The share of median income needed for monthly mortgage payments on the median U.S. home increased to 17.1%, which is the largest share of income since 2009, according to Zillow’s latest affordability report.
This is up from 15.9% in the fourth quarter of 2017, making it the second biggest quarterly increase in the mortgage burden since the housing market collapsed in 2007, according to the report.
The report states that for nine of the 35 biggest U.S. metros, mortgage payments are a bigger financial burden than they were historically from 1985-2000, when payments took up an average of 21.1% of the median income.
“For the past few years, historically low mortgage rates provided the silver lining for buyers as prices rose higher and higher. If you were able to come up with a down payment, the low rates kept monthly housing costs relatively affordable in most parts of the country,” Zillow Senior Economist Aaron Terrazas said. “Now, though, as rates are on the rise and home values are climbing at their fastest pace in 12 years, that affordability edge is getting thinner.

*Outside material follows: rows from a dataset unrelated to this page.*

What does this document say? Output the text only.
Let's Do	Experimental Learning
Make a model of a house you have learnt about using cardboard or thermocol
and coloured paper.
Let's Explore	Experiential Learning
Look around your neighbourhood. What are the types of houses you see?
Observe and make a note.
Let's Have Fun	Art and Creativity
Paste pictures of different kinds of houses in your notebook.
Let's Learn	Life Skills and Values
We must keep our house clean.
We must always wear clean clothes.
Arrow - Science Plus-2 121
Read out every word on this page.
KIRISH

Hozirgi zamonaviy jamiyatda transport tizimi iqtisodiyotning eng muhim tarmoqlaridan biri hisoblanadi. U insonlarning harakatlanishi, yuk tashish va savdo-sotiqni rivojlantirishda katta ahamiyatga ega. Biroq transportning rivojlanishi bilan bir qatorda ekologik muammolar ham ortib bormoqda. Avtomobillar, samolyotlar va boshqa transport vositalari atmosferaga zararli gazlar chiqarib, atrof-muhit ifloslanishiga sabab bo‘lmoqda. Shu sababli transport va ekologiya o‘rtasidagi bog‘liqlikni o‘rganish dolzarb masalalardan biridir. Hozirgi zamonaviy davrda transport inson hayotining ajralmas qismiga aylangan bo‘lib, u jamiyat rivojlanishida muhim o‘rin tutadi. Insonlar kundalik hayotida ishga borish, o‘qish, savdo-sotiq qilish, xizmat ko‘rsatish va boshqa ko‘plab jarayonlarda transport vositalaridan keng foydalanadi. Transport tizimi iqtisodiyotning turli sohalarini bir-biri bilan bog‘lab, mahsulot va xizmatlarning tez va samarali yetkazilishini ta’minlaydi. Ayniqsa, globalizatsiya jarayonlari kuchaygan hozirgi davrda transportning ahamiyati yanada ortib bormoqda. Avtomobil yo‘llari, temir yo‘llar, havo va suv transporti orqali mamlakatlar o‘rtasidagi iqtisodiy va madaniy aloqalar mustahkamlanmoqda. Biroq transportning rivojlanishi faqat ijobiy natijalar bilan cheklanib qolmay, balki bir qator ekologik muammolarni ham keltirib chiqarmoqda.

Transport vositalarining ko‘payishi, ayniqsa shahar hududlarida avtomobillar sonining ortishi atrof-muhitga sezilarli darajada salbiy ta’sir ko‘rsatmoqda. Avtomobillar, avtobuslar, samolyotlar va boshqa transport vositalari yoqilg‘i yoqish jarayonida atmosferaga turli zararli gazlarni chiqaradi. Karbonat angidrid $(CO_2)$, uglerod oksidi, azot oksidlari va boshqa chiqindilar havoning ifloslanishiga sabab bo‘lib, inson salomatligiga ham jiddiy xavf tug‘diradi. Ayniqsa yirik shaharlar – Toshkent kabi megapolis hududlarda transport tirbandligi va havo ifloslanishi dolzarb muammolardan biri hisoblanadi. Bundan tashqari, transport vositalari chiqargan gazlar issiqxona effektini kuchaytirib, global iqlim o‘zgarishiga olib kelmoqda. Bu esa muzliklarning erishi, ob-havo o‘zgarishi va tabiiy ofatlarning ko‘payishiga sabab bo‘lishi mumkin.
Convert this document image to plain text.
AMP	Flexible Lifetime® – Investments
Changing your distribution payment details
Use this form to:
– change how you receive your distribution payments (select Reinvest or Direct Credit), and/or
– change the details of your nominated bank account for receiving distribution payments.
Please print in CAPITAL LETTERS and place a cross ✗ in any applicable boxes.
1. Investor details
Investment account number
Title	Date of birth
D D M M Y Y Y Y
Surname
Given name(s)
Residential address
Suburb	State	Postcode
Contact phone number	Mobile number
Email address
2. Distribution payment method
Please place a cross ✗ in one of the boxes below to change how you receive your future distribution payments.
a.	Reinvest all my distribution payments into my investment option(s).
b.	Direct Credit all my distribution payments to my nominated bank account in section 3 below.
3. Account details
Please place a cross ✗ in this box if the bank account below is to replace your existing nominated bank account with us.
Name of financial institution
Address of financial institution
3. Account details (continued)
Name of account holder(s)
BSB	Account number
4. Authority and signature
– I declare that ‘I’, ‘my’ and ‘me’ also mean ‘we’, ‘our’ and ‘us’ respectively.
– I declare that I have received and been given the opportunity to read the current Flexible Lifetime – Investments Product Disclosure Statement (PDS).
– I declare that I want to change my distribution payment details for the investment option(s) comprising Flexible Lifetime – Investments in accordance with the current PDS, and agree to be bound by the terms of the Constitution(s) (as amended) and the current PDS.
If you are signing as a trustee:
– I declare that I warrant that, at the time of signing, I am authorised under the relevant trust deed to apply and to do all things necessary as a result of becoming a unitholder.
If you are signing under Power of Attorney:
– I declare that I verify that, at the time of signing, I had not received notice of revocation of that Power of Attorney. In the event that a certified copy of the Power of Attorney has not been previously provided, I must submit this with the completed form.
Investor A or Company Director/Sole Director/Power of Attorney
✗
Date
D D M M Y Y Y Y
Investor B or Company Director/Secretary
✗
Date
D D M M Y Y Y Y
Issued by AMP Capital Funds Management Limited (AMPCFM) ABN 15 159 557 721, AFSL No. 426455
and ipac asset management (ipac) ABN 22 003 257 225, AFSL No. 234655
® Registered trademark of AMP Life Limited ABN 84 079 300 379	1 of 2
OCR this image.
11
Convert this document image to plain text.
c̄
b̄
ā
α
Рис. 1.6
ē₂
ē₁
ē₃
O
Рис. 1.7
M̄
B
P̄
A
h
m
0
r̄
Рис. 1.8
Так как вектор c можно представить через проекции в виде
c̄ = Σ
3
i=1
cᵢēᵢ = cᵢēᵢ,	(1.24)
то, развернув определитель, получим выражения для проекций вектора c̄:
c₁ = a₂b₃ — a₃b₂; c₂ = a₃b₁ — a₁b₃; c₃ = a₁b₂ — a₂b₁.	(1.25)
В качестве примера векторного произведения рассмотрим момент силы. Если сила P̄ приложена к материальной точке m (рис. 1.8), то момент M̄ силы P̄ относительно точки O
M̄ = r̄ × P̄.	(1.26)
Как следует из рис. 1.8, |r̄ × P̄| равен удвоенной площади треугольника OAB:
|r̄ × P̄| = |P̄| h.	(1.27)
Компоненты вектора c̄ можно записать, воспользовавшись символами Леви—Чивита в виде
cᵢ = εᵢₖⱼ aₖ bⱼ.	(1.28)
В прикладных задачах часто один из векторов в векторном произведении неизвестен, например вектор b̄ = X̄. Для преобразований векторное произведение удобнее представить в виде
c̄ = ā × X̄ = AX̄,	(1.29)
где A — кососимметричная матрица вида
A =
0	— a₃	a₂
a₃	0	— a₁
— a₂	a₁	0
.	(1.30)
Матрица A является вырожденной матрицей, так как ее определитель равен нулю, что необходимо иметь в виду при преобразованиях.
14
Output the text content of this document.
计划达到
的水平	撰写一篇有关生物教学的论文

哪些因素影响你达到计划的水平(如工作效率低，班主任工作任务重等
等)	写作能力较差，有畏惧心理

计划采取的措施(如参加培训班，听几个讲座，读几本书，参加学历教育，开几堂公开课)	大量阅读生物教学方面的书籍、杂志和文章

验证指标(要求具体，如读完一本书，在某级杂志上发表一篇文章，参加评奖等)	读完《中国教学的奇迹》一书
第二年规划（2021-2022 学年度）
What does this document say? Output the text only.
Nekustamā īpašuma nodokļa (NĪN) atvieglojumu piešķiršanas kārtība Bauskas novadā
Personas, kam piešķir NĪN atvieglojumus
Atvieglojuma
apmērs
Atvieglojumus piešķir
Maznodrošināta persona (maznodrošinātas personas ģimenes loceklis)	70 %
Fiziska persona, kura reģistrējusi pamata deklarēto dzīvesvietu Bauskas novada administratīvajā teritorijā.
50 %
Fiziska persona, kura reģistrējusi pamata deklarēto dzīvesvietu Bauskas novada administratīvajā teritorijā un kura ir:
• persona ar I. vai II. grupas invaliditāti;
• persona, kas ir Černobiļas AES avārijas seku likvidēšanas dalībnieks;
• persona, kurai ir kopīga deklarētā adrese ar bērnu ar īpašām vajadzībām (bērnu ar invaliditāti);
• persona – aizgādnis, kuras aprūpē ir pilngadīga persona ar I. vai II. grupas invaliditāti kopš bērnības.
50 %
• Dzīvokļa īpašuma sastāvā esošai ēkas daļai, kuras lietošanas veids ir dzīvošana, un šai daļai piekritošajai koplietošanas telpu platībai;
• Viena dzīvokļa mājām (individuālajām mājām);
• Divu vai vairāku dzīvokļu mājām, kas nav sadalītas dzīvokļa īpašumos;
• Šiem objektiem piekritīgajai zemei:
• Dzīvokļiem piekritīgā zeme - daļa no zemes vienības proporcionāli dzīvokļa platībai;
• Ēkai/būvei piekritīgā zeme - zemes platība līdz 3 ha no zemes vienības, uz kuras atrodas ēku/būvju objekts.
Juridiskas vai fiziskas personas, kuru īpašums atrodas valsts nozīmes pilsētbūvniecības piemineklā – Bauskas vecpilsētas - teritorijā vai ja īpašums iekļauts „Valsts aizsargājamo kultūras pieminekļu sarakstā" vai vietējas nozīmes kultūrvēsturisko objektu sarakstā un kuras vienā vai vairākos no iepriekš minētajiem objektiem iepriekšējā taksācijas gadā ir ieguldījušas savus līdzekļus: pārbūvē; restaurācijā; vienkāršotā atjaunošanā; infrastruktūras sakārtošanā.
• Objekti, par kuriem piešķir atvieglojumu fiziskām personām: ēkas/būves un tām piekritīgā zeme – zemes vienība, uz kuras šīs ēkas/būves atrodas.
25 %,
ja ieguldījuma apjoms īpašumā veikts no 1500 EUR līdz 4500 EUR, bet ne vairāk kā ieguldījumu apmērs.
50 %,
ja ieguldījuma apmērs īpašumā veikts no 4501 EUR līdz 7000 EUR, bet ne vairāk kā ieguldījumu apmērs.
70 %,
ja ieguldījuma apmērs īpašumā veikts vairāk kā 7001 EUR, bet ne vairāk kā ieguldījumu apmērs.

“In markets that have seen some of the biggest increases in home values, housing costs already take up a larger share of income than they did historically, making it all the more difficult for buyers,” Terrazas said.
Seven cities along the West Coast increased from their historic average of 35.8% to 51.2 % of the median income. This is the highest required in any of the top metros.
San Jose has the least affordable mortgage payments in all of the U.S., requiring more than half of the typical income, according to Zillow.
The report speculates that if mortgage rates climb to 5% next year, home shoppers in these seven markets may face greater mortgage burdens than any other buyers in U.S. history.